When I purchased the orecchiette I recently used in an improvised chili, I had other plans in mind for it. Some of those plans had to do with creating my own Italian sauce using anchovies for flavor. My first attempt, however, ended miserably. Orecchiette's strong suit is sticking to whatever you put on it. When that means having to pick tiny shreds of too-strong-tasting-to-eat-straight anchovy off of practically every noodle, the words "fun to eat" vanish from your vocabulary. I realized that I needed a way to get the flavor of the anchovies into the sauce, while also being able to remove the anchovies themselves.
Then I saw a stainless-steel tea ball at my friendly neighborhood Schnuck's. A lightbulb went on above my head with such an audible "ding" that shoppers five aisles away turned their heads. Or maybe that was my voice yelling "Eureka!"
Today, I gave the tea-ball a spin. First, I gave the orecchiette a head start in a pan of boiling water (since it takes, you know, 11 minutes to cook). Then I opened a can of Red Gold crushed tomato (clearance priced at 75 cents!), added a teaspoon or so of olive oil, a cautious sprinkle each of basil and oregano, and a devil-may-care sprinkle of garlic powder. I filled the tea-ball with drained anchovy fillets and plopped it into the tomato mush, taking care to keep the loose end of the chain outside the pan.
When the noodles were about halfway cooked, I put the tomato pan over really low heat, and covered it so red juice wouldn't splatter all over a six-foot radius from the stovetop.
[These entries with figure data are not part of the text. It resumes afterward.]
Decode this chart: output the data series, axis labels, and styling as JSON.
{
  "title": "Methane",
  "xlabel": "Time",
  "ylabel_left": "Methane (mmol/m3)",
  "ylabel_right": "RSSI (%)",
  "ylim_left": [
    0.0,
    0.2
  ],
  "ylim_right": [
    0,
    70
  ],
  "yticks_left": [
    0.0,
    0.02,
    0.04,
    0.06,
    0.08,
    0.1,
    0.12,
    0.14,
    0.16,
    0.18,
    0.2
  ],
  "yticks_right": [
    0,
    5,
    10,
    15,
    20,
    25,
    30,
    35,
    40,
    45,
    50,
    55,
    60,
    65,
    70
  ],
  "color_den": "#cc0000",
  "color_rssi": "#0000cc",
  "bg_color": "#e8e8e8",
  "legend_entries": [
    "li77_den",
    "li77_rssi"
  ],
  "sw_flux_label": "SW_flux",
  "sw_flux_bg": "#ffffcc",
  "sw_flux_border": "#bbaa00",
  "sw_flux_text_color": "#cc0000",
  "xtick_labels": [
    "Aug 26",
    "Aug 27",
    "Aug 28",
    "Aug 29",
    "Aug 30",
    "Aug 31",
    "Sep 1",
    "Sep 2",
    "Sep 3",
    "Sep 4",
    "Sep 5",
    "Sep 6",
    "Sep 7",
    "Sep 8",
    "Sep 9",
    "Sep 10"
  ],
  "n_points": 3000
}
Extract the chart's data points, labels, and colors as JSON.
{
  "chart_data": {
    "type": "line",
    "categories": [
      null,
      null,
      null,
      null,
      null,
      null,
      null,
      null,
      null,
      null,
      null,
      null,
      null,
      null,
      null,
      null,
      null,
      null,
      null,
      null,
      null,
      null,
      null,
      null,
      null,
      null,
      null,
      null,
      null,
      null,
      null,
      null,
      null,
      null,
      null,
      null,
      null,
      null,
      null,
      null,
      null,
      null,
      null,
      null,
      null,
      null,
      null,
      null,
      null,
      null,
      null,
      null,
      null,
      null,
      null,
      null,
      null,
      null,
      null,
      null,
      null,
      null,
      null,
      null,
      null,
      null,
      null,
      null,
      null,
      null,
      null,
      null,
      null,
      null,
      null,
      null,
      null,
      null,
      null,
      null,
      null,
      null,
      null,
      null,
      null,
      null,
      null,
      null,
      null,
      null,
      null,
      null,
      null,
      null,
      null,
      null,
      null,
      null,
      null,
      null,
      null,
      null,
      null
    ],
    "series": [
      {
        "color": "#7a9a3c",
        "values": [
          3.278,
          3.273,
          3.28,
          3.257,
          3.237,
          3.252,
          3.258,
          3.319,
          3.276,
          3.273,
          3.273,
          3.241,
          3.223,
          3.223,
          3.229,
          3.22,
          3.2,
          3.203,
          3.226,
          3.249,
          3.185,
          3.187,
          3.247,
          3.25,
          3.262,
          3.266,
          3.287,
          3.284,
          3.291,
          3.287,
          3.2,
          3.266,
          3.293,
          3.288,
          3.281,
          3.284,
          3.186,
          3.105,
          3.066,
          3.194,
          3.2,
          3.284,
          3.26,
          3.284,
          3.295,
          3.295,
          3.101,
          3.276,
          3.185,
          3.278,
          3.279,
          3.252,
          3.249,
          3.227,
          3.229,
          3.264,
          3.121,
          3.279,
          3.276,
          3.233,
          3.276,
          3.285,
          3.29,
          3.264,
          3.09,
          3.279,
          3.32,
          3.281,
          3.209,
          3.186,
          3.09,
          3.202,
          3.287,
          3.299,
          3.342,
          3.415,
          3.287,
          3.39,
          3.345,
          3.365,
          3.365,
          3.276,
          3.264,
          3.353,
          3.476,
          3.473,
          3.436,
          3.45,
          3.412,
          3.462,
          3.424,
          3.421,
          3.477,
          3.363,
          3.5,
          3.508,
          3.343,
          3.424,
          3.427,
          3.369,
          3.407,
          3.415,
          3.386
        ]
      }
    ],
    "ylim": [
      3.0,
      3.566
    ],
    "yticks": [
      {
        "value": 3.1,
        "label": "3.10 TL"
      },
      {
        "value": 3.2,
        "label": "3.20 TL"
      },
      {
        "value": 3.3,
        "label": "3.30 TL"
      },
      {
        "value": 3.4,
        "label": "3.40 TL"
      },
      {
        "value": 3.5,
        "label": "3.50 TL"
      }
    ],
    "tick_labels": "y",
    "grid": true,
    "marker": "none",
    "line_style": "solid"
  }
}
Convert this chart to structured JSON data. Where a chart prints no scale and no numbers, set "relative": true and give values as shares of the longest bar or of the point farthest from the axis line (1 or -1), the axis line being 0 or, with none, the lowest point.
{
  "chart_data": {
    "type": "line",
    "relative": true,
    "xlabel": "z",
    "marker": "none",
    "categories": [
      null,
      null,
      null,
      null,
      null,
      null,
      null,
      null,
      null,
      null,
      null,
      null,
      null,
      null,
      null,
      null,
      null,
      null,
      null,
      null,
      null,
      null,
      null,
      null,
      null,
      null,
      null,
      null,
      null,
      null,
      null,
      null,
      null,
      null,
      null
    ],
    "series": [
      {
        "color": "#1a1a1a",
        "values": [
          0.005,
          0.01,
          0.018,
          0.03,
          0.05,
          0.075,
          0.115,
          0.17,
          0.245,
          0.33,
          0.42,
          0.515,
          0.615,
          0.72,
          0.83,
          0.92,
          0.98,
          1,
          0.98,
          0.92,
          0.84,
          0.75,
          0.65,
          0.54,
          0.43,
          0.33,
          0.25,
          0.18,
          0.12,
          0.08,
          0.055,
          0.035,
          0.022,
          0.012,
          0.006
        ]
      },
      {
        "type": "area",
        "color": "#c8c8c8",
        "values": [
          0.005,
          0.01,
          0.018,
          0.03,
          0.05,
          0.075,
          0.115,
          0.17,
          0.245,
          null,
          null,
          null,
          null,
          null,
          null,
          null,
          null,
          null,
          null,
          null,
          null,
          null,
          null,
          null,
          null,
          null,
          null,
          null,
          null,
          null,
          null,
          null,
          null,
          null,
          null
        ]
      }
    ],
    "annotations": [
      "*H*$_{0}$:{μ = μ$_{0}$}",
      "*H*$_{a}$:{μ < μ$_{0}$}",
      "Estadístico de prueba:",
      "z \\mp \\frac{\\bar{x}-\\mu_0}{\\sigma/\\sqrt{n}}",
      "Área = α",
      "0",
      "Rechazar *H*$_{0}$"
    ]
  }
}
This was a good thing, because the underside of the lid was soon coated with tomato gunk. I stirred occasionally, doing all that I could to encourage the anchovies to "steep" in the sauce, and turned the flame off when I thought it was hot enough. The noodles still had several minutes of cooking to do, but that's all right. The sauce was still palatably warm when I poured half of it over the noodles, topping the bowl with some grated parmesan.
I was surprised at how nummy it was. I had expected the taste of tomato to overpower everything, but in the event it only added a pleasing tanginess. The seasonings did their job, and I even dare to think the tea-ball experiment was a success. No nasty, overpowering bits of anchovy stole into the sauce; while, on the other hand, the fish definitely added their note to the flavor. I wasn't sure, though; so I cooked another pot of orecchiette (using up the rest of my supply) and gave myself a second opinion. Twice bitten, I won't be shy of trying "anchovy tea" another time.